One may be that the selling dentist is fed up with the management time and requirements needed to have his or her practice continue to grow and remain profitable. They may or may not be older dentists who want to retire and did not properly plan for an exit strategy. Now that the DSO has become so popular, this can be a perfect transition situation for the dentist who wants to sell but needs a few more years of working and earning in order to retire in the manner that he or she would like to live for the rest of their lives. The DSO gives the transitioning dentist the opportunity to sell the practice to them. The seller can work in the clinical areas of the practice and earn a reasonable amount of money for that type of effort and production including fringe benefits and bonuses. The DSO provides all of the management services that the dentist typically detests being involved with anyway.
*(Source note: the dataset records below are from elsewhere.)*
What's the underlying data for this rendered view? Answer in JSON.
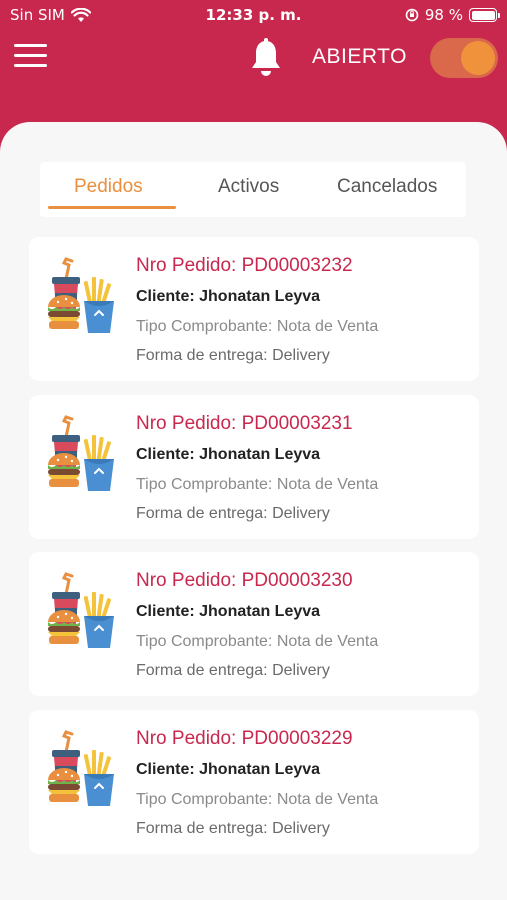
{
  "status_bar": {
    "carrier": "Sin SIM",
    "time": "12:33 p. m.",
    "battery": "98 %"
  },
  "header": {
    "status_label": "ABIERTO",
    "toggle_on": true,
    "accent_color": "#c8284e",
    "toggle_color": "#f0923c"
  },
  "tabs": [
    {
      "label": "Pedidos",
      "active": true
    },
    {
      "label": "Activos",
      "active": false
    },
    {
      "label": "Cancelados",
      "active": false
    }
  ],
  "orders": [
    {
      "order_no": "Nro Pedido: PD00003232",
      "client": "Cliente: Jhonatan Leyva",
      "receipt": "Tipo Comprobante: Nota de Venta",
      "delivery": "Forma de entrega: Delivery",
      "icon": "fast-food-icon"
    },
    {
      "order_no": "Nro Pedido: PD00003231",
      "client": "Cliente: Jhonatan Leyva",
      "receipt": "Tipo Comprobante: Nota de Venta",
      "delivery": "Forma de entrega: Delivery",
      "icon": "fast-food-icon"
    },
    {
      "order_no": "Nro Pedido: PD00003230",
      "client": "Cliente: Jhonatan Leyva",
      "receipt": "Tipo Comprobante: Nota de Venta",
      "delivery": "Forma de entrega: Delivery",
      "icon": "fast-food-icon"
    },
    {
      "order_no": "Nro Pedido: PD00003229",
      "client": "Cliente: Jhonatan Leyva",
      "receipt": "Tipo Comprobante: Nota de Venta",
      "delivery": "Forma de entrega: Delivery",
      "icon": "fast-food-icon"
    }
  ]
}
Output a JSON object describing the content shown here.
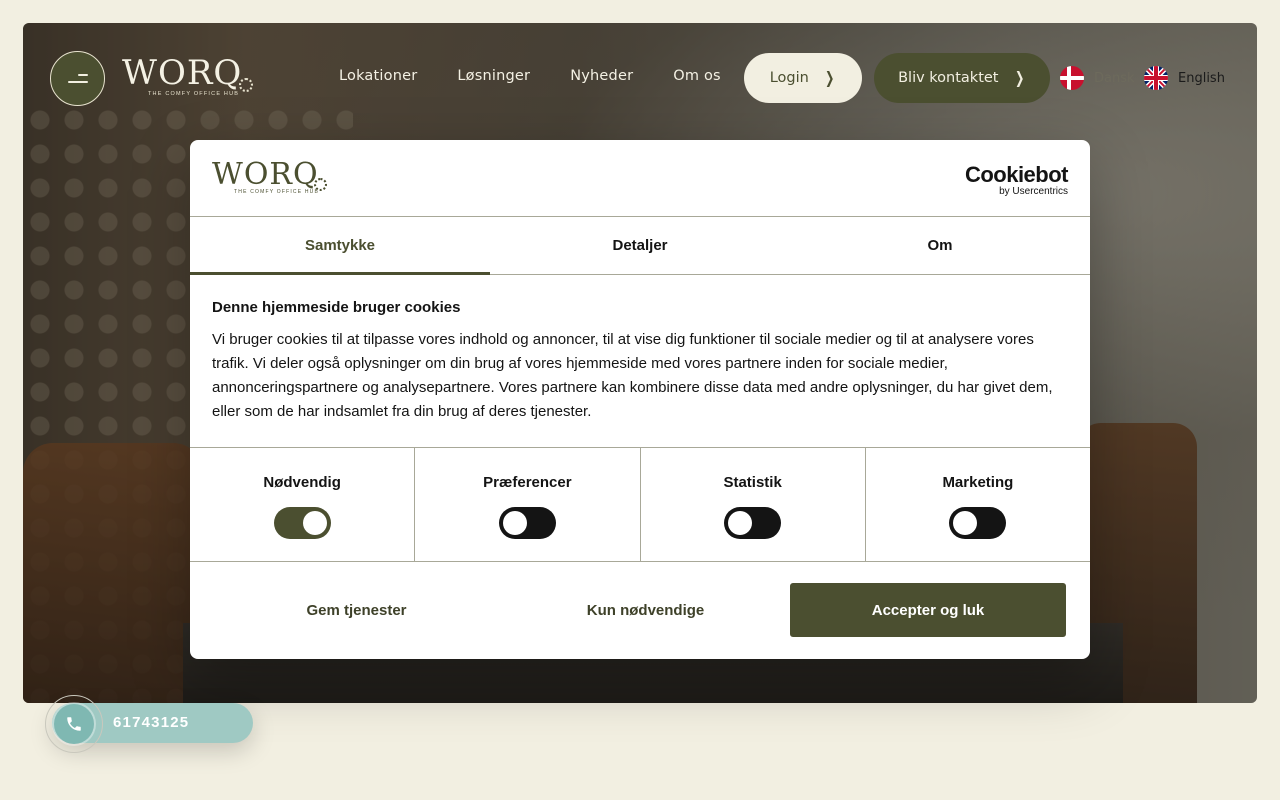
{
  "header": {
    "logo": {
      "wordmark": "WORQ",
      "tagline": "THE COMFY OFFICE HUB"
    },
    "nav": [
      {
        "label": "Lokationer"
      },
      {
        "label": "Løsninger"
      },
      {
        "label": "Nyheder"
      },
      {
        "label": "Om os"
      }
    ],
    "login_label": "Login",
    "contact_label": "Bliv kontaktet",
    "languages": [
      {
        "label": "Dansk",
        "icon": "flag-denmark-icon"
      },
      {
        "label": "English",
        "icon": "flag-uk-icon"
      }
    ]
  },
  "cookie_dialog": {
    "logo": {
      "wordmark": "WORQ",
      "tagline": "THE COMFY OFFICE HUB"
    },
    "provider": {
      "name": "Cookiebot",
      "sub": "by Usercentrics"
    },
    "tabs": [
      {
        "label": "Samtykke",
        "active": true
      },
      {
        "label": "Detaljer",
        "active": false
      },
      {
        "label": "Om",
        "active": false
      }
    ],
    "title": "Denne hjemmeside bruger cookies",
    "text": "Vi bruger cookies til at tilpasse vores indhold og annoncer, til at vise dig funktioner til sociale medier og til at analysere vores trafik. Vi deler også oplysninger om din brug af vores hjemmeside med vores partnere inden for sociale medier, annonceringspartnere og analysepartnere. Vores partnere kan kombinere disse data med andre oplysninger, du har givet dem, eller som de har indsamlet fra din brug af deres tjenester.",
    "toggles": [
      {
        "label": "Nødvendig",
        "checked": true
      },
      {
        "label": "Præferencer",
        "checked": false
      },
      {
        "label": "Statistik",
        "checked": false
      },
      {
        "label": "Marketing",
        "checked": false
      }
    ],
    "actions": {
      "save": "Gem tjenester",
      "necessary_only": "Kun nødvendige",
      "accept": "Accepter og luk"
    }
  },
  "phone": {
    "number": "61743125",
    "icon": "phone-icon"
  },
  "colors": {
    "brand_olive": "#4b4f30",
    "cream": "#f2efe1",
    "teal": "#9fc9c3"
  }
}
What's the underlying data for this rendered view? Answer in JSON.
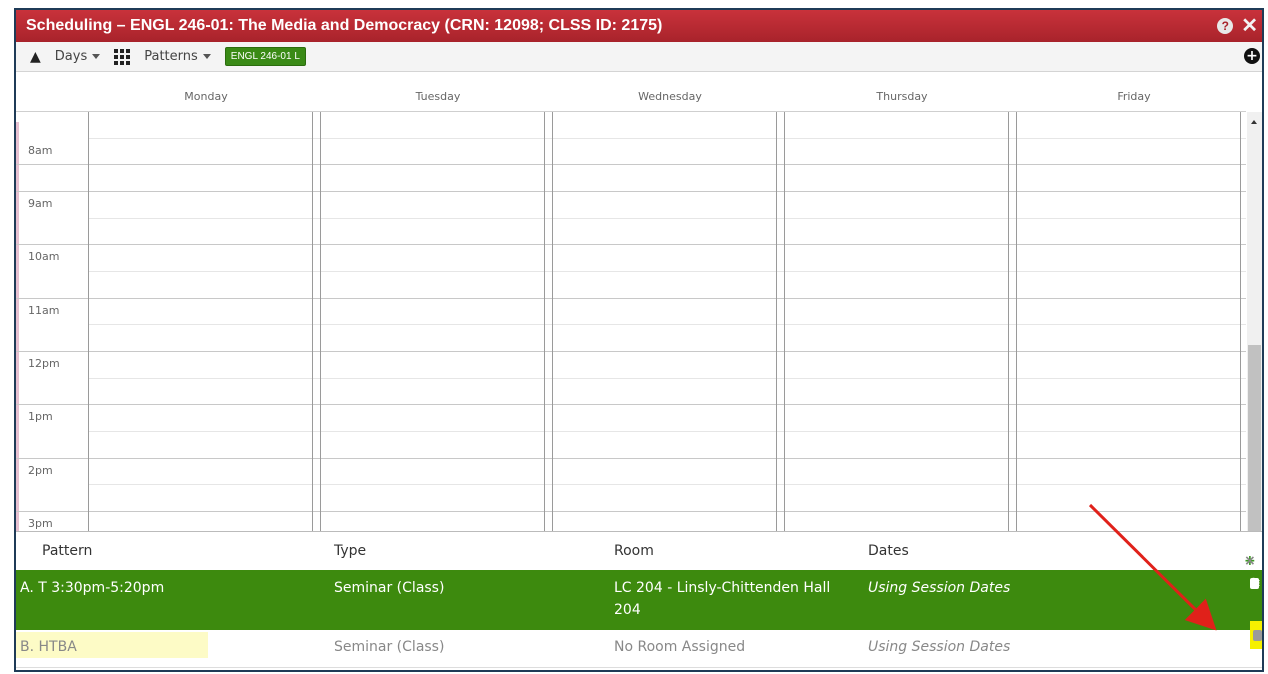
{
  "window": {
    "title": "Scheduling – ENGL 246-01: The Media and Democracy (CRN: 12098; CLSS ID: 2175)",
    "help_glyph": "?",
    "close_glyph": "✕"
  },
  "toolbar": {
    "days_label": "Days",
    "patterns_label": "Patterns",
    "course_badge": "ENGL 246-01 L",
    "add_glyph": "+"
  },
  "calendar": {
    "days": [
      "Monday",
      "Tuesday",
      "Wednesday",
      "Thursday",
      "Friday"
    ],
    "times": [
      "8am",
      "9am",
      "10am",
      "11am",
      "12pm",
      "1pm",
      "2pm",
      "3pm"
    ]
  },
  "table": {
    "headers": {
      "pattern": "Pattern",
      "type": "Type",
      "room": "Room",
      "dates": "Dates"
    },
    "add_glyph": "+",
    "remove_glyph": "×",
    "rows": [
      {
        "pattern": "A. T 3:30pm-5:20pm",
        "type": "Seminar (Class)",
        "room_line1": "LC 204 - Linsly-Chittenden Hall",
        "room_line2": "204",
        "dates": "Using Session Dates",
        "selected": true
      },
      {
        "pattern": "B. HTBA",
        "type": "Seminar (Class)",
        "room_line1": "No Room Assigned",
        "room_line2": "",
        "dates": "Using Session Dates",
        "selected": false
      }
    ]
  },
  "icons": {
    "fire": "fire-icon",
    "grid": "grid-icon",
    "layers": "layers-icon",
    "pencil": "pencil-icon",
    "trash": "trash-icon"
  },
  "colors": {
    "title_bar": "#b4262f",
    "selected_row": "#3d8a0e",
    "badge": "#3a8a16",
    "highlight_yellow": "#f6f000",
    "annotation_arrow": "#e0211a"
  }
}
At an agreed upon time frame, the dentist who has sold to the DSO leaves the practice and the DSO takes over the clinical side of the practice management as well. This creates a winning situation for the DSO as well as the transitioning dentist. Sometimes shares in the DSO are available for the dentist who has transitioned to it. The DSO has its management team in place and is responsible for all administrative, legal, accounting, hiring, providing personnel, purchasing and all other non clinical details. Comparing this situation of the sale to an established DSO versus a start up, other than the glory and ego involved if the start up is successful, there is almost no question of which is the better opportunity. The concept of growth and expansion is already at hand with the established DSO as well, compared to the start up. With the proper capitalization, experienced management team and outside advisors who have experience working with DSOs, additions to the established DSO number of dental offices will most likely be secured, profitable and well run. The entire process will occur according to the budget provided and will be supervised by the management team with investors happy and expecting the positive outcome.